Las células madre pluripotentes (iPS) son un tipo de células madre con la capacidad para diferenciarse en cualquier tipo de célula del organismo. Por tanto, y cuando menos en teoría, estas iPS pueden ser empleadas para crear órganos y tejidos sanos para reemplazar a aquellos deteriorados por una lesión o enfermedad o, simplemente, por el paso de los años. Tal es así que las terapias con iPS podrían suponer el futuro de la medicina regenerativa, cuando no de la Medicina -con mayúsculas- en general. De hecho, es muy posible que este tipo de células madre tengan otra aplicación muy, pero que muy importante. Y es que como muestra un estudio llevado a cabo por investigadores de la Facultad de Medicina de la Universidad de Stanford (EE.UU.), estas iPS pueden ser utilizadas para enseñar a combatir a las células cancerígenas. O lo que es lo mismo, estas iPS pueden ser empleadas como una vacuna frente al cáncer específica para cada persona.

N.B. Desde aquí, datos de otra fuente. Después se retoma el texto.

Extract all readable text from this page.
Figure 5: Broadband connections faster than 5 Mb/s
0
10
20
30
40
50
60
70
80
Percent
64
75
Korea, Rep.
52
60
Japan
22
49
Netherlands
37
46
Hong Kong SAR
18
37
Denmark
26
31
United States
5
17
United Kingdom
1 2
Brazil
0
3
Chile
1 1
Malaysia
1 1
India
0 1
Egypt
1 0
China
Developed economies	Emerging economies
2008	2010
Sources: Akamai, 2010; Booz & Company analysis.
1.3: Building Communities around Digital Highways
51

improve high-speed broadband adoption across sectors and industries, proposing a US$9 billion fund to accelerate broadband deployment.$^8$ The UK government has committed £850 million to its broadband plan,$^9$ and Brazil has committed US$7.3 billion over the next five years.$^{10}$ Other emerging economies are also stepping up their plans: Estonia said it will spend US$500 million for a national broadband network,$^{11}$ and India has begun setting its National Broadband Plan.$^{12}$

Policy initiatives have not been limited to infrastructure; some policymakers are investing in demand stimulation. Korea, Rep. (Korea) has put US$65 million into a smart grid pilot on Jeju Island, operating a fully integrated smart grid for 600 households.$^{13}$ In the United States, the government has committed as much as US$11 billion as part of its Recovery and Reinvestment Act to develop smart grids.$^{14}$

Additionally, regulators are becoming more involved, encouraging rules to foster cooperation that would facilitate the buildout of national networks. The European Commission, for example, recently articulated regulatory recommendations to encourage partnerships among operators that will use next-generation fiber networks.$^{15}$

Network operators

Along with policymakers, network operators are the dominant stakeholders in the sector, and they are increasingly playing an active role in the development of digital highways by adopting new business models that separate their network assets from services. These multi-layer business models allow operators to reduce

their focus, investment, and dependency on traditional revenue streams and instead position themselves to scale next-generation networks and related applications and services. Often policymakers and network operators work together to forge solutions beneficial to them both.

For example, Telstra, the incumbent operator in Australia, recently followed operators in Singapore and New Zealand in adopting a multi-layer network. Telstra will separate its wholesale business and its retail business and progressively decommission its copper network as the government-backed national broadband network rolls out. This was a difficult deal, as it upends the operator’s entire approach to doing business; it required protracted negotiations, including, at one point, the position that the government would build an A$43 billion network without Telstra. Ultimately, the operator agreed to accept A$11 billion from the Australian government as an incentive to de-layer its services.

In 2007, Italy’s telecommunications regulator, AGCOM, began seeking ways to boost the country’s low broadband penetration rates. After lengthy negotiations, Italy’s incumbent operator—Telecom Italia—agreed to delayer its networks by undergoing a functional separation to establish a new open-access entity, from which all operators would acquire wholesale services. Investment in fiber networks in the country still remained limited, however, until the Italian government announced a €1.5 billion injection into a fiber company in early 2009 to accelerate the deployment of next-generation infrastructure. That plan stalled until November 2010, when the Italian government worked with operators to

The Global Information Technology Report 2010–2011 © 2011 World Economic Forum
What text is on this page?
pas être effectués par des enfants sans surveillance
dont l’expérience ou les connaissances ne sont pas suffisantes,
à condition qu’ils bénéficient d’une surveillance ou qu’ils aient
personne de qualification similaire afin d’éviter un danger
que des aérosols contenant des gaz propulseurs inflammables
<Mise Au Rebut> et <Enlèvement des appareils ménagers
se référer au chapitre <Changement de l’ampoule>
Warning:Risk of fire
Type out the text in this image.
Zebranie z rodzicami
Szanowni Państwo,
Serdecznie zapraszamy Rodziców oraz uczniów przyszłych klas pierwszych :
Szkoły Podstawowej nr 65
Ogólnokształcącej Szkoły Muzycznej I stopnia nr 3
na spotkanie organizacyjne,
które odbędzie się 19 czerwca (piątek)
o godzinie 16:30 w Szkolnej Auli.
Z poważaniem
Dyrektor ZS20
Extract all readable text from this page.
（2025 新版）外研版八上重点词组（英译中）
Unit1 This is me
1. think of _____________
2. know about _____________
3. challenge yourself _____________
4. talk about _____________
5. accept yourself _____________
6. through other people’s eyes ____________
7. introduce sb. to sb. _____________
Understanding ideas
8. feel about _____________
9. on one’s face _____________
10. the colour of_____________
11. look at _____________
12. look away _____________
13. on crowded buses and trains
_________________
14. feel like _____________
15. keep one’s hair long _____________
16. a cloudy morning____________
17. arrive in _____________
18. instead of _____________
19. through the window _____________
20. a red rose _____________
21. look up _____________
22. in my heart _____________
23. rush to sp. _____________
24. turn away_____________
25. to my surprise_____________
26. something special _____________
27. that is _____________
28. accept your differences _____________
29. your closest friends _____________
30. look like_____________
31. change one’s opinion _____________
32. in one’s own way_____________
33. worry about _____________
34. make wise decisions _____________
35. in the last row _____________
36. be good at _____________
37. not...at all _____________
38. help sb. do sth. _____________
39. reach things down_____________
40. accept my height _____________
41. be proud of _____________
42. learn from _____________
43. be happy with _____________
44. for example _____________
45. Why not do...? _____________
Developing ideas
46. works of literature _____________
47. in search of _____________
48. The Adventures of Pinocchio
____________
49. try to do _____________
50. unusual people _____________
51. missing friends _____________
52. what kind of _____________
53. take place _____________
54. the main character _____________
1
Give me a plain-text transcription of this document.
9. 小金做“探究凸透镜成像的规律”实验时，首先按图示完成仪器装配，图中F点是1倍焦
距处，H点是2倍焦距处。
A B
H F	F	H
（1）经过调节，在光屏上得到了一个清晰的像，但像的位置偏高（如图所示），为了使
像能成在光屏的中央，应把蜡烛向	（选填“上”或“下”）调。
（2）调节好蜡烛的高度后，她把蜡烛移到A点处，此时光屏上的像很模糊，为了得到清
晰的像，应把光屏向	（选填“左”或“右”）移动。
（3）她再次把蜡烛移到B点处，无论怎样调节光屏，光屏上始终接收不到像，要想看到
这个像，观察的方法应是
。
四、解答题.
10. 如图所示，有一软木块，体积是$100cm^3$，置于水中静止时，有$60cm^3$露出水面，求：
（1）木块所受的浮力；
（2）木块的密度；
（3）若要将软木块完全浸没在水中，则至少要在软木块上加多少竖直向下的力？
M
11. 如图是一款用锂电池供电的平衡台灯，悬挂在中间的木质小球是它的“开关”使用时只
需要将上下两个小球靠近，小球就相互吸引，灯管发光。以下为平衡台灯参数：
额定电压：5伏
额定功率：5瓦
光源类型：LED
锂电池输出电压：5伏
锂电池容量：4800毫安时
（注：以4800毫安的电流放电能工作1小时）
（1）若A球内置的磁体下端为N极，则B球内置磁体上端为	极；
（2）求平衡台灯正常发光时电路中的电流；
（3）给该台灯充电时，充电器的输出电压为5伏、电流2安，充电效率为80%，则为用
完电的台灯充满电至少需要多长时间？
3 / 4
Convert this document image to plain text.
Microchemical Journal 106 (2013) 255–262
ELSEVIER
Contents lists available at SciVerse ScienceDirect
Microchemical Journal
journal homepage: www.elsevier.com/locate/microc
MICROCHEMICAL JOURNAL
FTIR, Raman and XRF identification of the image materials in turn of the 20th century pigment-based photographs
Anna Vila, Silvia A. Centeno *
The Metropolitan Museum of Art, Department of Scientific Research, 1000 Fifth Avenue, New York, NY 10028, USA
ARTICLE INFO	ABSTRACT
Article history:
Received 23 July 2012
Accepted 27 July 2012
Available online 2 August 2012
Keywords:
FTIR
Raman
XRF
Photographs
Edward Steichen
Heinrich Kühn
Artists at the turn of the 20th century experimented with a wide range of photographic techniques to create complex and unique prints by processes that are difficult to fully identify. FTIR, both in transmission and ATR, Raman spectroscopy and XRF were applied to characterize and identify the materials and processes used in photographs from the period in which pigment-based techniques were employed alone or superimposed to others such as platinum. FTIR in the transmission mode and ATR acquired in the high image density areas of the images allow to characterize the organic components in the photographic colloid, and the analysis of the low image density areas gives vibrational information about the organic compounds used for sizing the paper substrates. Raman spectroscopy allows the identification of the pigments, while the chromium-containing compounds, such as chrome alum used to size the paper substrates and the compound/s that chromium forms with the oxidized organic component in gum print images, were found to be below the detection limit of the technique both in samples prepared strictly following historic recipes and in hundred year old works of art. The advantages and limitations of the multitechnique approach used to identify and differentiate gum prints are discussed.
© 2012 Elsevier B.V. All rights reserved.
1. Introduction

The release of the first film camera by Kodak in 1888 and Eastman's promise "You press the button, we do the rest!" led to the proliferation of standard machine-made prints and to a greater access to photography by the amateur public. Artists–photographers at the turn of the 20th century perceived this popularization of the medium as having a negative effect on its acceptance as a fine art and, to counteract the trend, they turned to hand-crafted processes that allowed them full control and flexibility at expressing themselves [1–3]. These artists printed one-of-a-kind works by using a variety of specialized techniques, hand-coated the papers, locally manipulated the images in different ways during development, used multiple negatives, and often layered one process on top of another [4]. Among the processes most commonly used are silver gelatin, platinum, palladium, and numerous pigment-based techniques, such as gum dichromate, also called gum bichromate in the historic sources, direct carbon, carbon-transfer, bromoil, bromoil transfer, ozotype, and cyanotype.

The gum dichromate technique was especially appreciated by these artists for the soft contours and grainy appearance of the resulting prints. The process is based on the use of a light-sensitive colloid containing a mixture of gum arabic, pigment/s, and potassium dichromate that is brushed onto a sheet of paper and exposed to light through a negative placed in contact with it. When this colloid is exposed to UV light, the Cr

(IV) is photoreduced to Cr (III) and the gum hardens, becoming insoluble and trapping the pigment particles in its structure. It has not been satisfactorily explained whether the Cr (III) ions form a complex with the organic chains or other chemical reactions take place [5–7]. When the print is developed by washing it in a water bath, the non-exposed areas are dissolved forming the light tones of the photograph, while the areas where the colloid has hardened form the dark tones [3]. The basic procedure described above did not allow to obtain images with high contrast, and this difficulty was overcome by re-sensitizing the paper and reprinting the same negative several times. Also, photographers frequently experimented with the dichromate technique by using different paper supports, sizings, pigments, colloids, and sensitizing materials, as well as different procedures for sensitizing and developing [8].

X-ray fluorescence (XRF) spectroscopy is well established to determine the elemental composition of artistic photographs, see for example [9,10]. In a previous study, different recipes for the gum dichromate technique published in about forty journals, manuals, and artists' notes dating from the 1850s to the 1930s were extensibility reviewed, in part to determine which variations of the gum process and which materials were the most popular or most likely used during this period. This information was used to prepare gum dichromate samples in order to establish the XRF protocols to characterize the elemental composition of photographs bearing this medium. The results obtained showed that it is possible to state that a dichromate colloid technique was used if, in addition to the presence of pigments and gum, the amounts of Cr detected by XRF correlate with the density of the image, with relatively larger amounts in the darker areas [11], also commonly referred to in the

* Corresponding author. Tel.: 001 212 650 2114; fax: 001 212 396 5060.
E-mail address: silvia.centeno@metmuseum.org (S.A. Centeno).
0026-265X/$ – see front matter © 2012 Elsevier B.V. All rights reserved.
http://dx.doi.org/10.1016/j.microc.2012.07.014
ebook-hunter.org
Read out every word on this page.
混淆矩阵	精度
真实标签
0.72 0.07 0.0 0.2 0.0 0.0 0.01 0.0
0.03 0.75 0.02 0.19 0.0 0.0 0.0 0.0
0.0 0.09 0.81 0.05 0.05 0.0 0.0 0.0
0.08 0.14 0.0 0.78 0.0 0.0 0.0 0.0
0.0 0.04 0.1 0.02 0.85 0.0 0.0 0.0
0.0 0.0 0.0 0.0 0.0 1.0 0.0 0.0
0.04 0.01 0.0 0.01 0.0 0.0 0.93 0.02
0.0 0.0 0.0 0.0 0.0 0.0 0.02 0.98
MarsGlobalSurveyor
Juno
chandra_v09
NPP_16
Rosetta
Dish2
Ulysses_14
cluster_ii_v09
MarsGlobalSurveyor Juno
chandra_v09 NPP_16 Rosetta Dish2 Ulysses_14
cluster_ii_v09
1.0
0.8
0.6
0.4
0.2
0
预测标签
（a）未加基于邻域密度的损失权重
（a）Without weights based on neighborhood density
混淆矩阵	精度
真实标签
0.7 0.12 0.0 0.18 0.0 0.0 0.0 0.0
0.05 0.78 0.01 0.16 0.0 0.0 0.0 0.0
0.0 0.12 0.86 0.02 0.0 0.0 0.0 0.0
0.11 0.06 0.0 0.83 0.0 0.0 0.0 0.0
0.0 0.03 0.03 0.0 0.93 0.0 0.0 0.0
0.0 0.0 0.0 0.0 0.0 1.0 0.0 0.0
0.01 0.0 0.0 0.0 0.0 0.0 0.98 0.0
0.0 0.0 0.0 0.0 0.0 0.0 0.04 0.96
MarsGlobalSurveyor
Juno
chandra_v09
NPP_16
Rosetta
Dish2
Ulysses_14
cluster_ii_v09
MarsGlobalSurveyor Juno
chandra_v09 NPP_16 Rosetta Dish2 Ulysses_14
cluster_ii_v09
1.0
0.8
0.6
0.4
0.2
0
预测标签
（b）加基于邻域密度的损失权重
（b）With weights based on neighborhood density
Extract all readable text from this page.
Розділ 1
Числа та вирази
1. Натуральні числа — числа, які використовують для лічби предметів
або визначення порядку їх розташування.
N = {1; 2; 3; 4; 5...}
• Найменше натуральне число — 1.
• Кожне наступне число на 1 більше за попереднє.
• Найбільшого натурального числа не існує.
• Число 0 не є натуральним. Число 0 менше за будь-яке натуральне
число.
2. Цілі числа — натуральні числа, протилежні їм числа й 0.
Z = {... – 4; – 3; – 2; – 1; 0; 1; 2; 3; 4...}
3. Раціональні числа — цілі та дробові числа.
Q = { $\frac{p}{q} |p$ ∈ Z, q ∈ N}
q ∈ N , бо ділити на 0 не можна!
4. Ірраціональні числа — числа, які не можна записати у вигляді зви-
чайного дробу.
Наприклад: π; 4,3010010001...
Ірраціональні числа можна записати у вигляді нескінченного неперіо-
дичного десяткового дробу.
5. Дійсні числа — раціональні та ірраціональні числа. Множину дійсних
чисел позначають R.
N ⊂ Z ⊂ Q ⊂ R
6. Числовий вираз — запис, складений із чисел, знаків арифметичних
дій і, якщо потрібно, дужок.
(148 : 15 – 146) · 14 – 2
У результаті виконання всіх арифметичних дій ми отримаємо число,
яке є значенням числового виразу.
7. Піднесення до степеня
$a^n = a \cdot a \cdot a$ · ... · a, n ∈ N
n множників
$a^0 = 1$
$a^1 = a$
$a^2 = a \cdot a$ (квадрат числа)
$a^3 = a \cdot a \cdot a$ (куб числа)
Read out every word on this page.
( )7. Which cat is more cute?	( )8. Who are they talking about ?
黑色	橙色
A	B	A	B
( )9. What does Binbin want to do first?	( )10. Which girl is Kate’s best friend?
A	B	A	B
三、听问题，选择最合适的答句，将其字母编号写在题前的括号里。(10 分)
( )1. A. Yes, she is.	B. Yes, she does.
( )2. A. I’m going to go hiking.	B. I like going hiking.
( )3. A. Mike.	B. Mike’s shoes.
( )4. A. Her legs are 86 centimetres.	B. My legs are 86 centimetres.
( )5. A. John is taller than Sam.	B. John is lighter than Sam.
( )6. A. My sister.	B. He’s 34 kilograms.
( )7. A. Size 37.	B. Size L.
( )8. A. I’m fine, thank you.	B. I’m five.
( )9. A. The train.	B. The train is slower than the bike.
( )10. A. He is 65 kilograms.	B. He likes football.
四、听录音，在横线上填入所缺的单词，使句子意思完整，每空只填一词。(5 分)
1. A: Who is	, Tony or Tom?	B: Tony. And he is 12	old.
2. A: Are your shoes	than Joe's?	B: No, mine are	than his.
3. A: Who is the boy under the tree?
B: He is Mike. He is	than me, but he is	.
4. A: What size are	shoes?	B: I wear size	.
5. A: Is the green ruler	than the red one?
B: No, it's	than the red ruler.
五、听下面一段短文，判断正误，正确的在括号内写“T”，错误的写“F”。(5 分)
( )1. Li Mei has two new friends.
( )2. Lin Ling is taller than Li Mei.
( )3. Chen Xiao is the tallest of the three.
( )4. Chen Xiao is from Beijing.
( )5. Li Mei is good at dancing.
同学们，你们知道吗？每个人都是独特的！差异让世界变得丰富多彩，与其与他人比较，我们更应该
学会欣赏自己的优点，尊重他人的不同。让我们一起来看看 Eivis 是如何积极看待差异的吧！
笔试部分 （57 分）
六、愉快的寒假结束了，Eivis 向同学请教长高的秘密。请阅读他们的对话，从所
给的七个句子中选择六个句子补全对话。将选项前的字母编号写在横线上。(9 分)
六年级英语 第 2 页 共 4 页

Como explica Joseph Wu, co-autor de esta investigación publicada en la revista «Cell Stem Cell», «hemos aprendido que, a nivel de superficie, las iPS son muy similares a las células cancerígenas. Cuando inmunizamos a un animal con iPS genéticamente ‘emparejadas’ con el propio animal, el sistema inmune podría ser preparado para rechazar el desarrollo de futuros tumores. Así, y si bien aún deben replicarse nuestros experimentos en humanos, nuestros hallazgos indican que estas células podrían ser un día utilizadas como una verdadera vacuna frente al cáncer específica para cada paciente».
Enemigo al descubierto
Las iPS y las células cancerígenas presentan una característica común: se parecen mucho a las células progenitoras inmaduras que, una vez diferenciadas, dan lugar a los órganos y tejidos. Y es que como ocurre con estas progenitoras inmaduras, las iPS y las células tumorales tienen una capacidad prácticamente ilimitada de dividirse. Entonces, ¿es posible que al inyectar, cual si fuera un trasplante, iPS en un organismo vivo, el sistema del ‘recipiente’ las identificara como malignas? O lo que es lo mismo, ¿las iPS pueden ser empleadas para mostrar al sistema inmunitario quién es el enemigo? Lógicamente, para ello se requeriría que estas iPS fueran genéticamente compatibles con el recipiente -para que no hubiera un rechazo- y, sobre todo, que hubieran sido manipuladas para que no se reprodujeran de forma incontrolada -o no serían ‘similares’ a las células malignas, sino que serían células cancerígenas en sí.